En no pocas ocasiones, y durante estos últimos años, el papa Francisco suele emplear la frase: «La Tercera Guerra Mundial ya comenzó, solo que se libra en trozos pequeños, en capítulos». El Día Escolar de la Paz y la no Violencia siempre es una oportunidad para reflexionar en la comunidad educativa sobre este acontecimiento, y poner en marcha mecanismos de desactivación del guerrero que llevamos dentro, al tiempo que necesitamos nutrirnos de la paz que se hace experiencia de cuidado, respeto y hospitalidad.
Esa Tercera Guerra Mundial se sustenta sobre los discursos del odio que nos enfrenta a los seres humanos; se nutre de la cultura de la prepotencia que invisibiliza a los extraños desarrollando bulos y mentiras como las que expresaba una viñeta de El Roto: “¡Aquí no cabemos más ellos!”. También, a pequeña escala, se alimenta de las constantes vejaciones que sufren niños y adolescentes por sus compañeros, encontrando mil maneras de chantajear y amenazar, con la complicidad de los dispositivos móviles.
Hemos de tener la mente clara y abierta para detectar las nuevas y viejas violencias: aquellas que dividen el mundo en un nosotros claro y puro frente a un ellos amenazante. Y esas otras que fomentan el dominio de los fuertes sobre los débiles. Es una violencia mental que cala en el entramado social y mantiene viva la defensa frente al otro diferente. Esa mentalidad se cuela en los colegios y las nuevas generaciones tienen el peligro de crecer fomentando un pensamiento, un discurso y unas prácticas donde el extraño, el acomplejado y el vulnerable lo van a tener muy difícil. Algunas personas necesitan vivir con enemigos reales o inventados.

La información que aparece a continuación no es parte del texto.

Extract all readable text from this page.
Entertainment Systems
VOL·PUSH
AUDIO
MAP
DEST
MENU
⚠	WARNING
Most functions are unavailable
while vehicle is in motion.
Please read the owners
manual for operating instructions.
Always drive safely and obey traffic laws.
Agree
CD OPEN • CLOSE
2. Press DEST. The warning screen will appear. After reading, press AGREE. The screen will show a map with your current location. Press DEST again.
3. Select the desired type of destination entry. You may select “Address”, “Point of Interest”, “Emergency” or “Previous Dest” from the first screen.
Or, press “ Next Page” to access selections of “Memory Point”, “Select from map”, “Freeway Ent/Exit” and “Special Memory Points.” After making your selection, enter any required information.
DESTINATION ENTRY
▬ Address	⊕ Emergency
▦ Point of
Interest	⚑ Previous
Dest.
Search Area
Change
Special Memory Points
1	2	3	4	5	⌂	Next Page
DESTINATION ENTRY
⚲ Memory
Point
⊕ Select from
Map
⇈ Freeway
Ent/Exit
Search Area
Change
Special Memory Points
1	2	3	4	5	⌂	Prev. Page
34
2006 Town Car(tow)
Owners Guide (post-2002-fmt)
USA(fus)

El franciscano Richard Rohr nos recuerda que en el Japón posterior a la II Guerra Mundial se plantea el drama de los soldados que volvían de la guerra y no estaban preparados para la vida civil. Su única identidad había sido ser un soldado leal a su país; necesitaban una identidad más amplia para volver a encontrarse como ciudadanos con otros.
Las comunidades japonesas crearon un rito comunitario en el que a un soldado se le agradecía públicamente por su servicio. Después, un anciano se levantaba y anunciaba con autoridad: “¡La guerra ha terminado!”, “La comunidad necesita que dejes pasar aquello que te ha servido y que nos ha servido a nosotros bien hasta ahora. La comunidad necesita que vuelvas ahora como un hombre, un ciudadano”. Este proceso se llama “licenciar a tu soldado leal”.
El 30 de enero bien podríamos hacer este pequeño rito en nuestros colegios. Dejar marchar a ese pequeño o gran soldado que tantos alumnos, profesores y padres y madres llevamos dentro. Todo lo que conlleve descalificación hacia el otro, falta de respeto y cualquier forma de maltrato o abuso ha de quedar fuera del espacio educativo. Y si existe, hay que denunciarlo y desmantelarlo.
Ser promotores de paz conlleva tres apuestas para este tiempo:
- desarrollar un pensamiento crítico donde los bulos no presidan nuestras conversaciones;
- fomentar el cuidado de la palabra, porque podemos emitir palabras en forma de caricia que cuida o comunicar veneno que arrasa;
- generar espacios de convivencia en medio de las diferencias; hoy la paz se construye con puentes de diálogo, trabajo cooperativo e inmersión en una justicia restaurativa que traiga mejores resultados que la sola justicia punitiva.